Dear Tatjana,
What you need for information from your suppliers depends on:
1) the products they are supplying to you,
2) the risks you have identified,
3) the standard you are certificated,
4) the standard the supplier is certificated and
5) legal requirements.
For ALL products, ingredients, raw materials and packaging materials you will need a thoroughly product specification indicating at least product description, ingredients, treatment, storage conditions, allergens, GMO statement (can also be a separate document), shelf life, microbiological parameters and chemical parameters.
From ALL suppliers you need name, address, phone number, contacts, etc. and you need to have evidence of your approval. If in your procedure supplier approval is stated that you approve your suppliers based on valid certificates, these should be present. If you approve suppliers based on audit reports, these should be present. Etc
Further you might want to know who you need to be contacted in case of emergency or recall. Within and outside operating hours.
ad 1) depending on the products or services you might need more information based on your risk assessment or based on legal requirements.
ad 2) depending on your own hazard identification and risk assessment, you need information from your supplier how he has covered the hazards/risks. E.g. if you are buying processed vegetables and you have identified the hazard of pesticide in this raw material/product, you might want information from the supplier how he has covered this hazard. Perhaps you might also want to know, based on your hazard identification/risk assessment, if there is a metal detector or Xray and on what limits it is set. If you have a thoroughly working metal detector yourself, this information might not be relevant to you.
Ad 3) the standards have requirements on the information you want from your suppliers. E.g. BRC is requiring food grade statements for packaging materials and other materials in contact with your products, contracts with service suppliers, audit report or certificate from raw material suppliers, etc. (note: issue 7 want you to know the allergen status of lubrications (4.7.6)) in general GFSI standards wants your suppliers to be certificated against GFSI certificate.

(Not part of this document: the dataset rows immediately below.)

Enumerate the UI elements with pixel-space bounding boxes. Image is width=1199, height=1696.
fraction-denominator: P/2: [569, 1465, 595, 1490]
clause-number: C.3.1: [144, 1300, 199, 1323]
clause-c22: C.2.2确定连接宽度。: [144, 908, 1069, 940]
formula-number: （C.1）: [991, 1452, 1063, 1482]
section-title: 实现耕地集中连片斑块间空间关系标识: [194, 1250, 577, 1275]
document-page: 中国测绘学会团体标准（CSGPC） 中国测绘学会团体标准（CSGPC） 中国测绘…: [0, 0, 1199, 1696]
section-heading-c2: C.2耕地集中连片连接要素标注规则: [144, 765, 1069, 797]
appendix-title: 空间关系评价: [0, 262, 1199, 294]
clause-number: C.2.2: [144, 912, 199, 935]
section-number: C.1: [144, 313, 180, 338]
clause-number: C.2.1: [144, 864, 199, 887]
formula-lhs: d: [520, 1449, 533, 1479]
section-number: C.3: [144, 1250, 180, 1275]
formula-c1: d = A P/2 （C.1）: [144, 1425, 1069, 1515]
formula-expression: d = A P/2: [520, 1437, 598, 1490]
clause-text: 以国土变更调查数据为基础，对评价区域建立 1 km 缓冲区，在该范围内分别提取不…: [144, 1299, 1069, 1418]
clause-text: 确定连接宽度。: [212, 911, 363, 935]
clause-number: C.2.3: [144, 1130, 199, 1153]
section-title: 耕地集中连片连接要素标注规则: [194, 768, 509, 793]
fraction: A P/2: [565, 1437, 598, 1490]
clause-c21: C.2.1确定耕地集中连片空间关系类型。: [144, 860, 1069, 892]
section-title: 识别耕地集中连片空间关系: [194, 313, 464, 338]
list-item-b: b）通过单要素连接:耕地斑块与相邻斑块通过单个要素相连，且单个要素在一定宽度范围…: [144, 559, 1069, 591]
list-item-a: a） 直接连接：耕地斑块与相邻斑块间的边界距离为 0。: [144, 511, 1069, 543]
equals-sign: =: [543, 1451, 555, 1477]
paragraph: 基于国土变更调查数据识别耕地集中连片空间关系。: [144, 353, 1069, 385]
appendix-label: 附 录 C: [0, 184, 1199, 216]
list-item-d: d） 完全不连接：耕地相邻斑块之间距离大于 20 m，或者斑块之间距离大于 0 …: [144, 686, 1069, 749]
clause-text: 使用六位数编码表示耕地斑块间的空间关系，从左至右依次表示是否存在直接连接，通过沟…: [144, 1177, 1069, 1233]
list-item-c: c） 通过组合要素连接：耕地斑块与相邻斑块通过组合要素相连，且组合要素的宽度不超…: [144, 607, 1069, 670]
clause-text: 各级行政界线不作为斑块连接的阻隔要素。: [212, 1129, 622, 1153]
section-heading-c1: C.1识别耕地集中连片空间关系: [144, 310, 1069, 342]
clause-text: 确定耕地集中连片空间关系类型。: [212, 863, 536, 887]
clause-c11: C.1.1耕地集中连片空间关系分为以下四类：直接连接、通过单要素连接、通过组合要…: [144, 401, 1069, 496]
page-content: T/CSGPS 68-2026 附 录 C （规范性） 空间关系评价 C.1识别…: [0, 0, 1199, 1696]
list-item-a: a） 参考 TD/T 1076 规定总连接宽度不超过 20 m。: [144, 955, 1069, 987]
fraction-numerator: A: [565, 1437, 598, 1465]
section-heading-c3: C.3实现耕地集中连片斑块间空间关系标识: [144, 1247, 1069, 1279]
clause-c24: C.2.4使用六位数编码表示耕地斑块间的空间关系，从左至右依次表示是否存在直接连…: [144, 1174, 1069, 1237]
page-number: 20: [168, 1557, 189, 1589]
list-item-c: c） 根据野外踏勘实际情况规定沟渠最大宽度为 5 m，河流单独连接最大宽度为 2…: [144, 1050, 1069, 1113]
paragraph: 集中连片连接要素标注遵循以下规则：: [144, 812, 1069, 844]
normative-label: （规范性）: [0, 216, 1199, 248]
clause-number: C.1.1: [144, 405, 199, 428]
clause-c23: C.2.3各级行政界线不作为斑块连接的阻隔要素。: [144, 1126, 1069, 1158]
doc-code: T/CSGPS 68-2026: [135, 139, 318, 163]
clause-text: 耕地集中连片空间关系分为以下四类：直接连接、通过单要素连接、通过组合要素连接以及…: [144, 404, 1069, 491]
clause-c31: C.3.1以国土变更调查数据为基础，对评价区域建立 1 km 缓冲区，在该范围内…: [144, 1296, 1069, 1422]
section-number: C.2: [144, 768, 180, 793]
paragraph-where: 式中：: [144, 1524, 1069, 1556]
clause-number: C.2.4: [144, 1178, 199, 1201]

Ad 4) If your supplier is ISO 22000 or HACCP certificated. You only know that they have a HACCP based management system. You have no information for this suppliers regarding preventing metal contamination, sample plans etc. You might want this information depending on 2 and 3 above.
If your supplier is ISO 9001 certificated you only know they have a quality management system. HACCP would not have to be part of this.
Ad 5) depending on the type of product, there are legal requirements. E.g. approval to supply within Europe (facility code) for meat, fish and dairy. Histamine analyse reports for Tuna, Aflatocin analyse reports for peanuts, etc.
Regarding certificates. If you are approving your suppliers by certificates. You need to check the validity of the certificates. A possibility is to request a copy of the new certificate if the old one is expired. There seems to be a lot of false certificates and to be honest, I am sure that I myself, without any specific knowledge of graphic design, can make a false certificate. Therefore it is better and easier to check this on the website of the standard owners. E.g. for Global Gap and BRC the directories are public accessible and easy in use. IFS portal is AFAIK only accessible for IFS certificated companies. I have no information about other standards.
If you receive certificates from suppliers, please check if the products supplied to you, fit in the scope of the certificate and if the address of the certificate is indeed the address of the facility producing the products you buy.
Regarding frequency of requesting this information from your supplier:
Some information does not change and there might be no need to ask for this more than once in a couple of years. E.g. contract, contact persons, EG-approval numbers. GFSI certificates have a validity of 1 year, so you need to refresh the information annually, by asking your supplier or by checking on directories of the standard owners.
Specifications need to be actual and correct. These have to be updated every time the product change or if legal requirements change. Next to this, it is common, if the product is not changed, to ask for a updated specification at least every 3 years.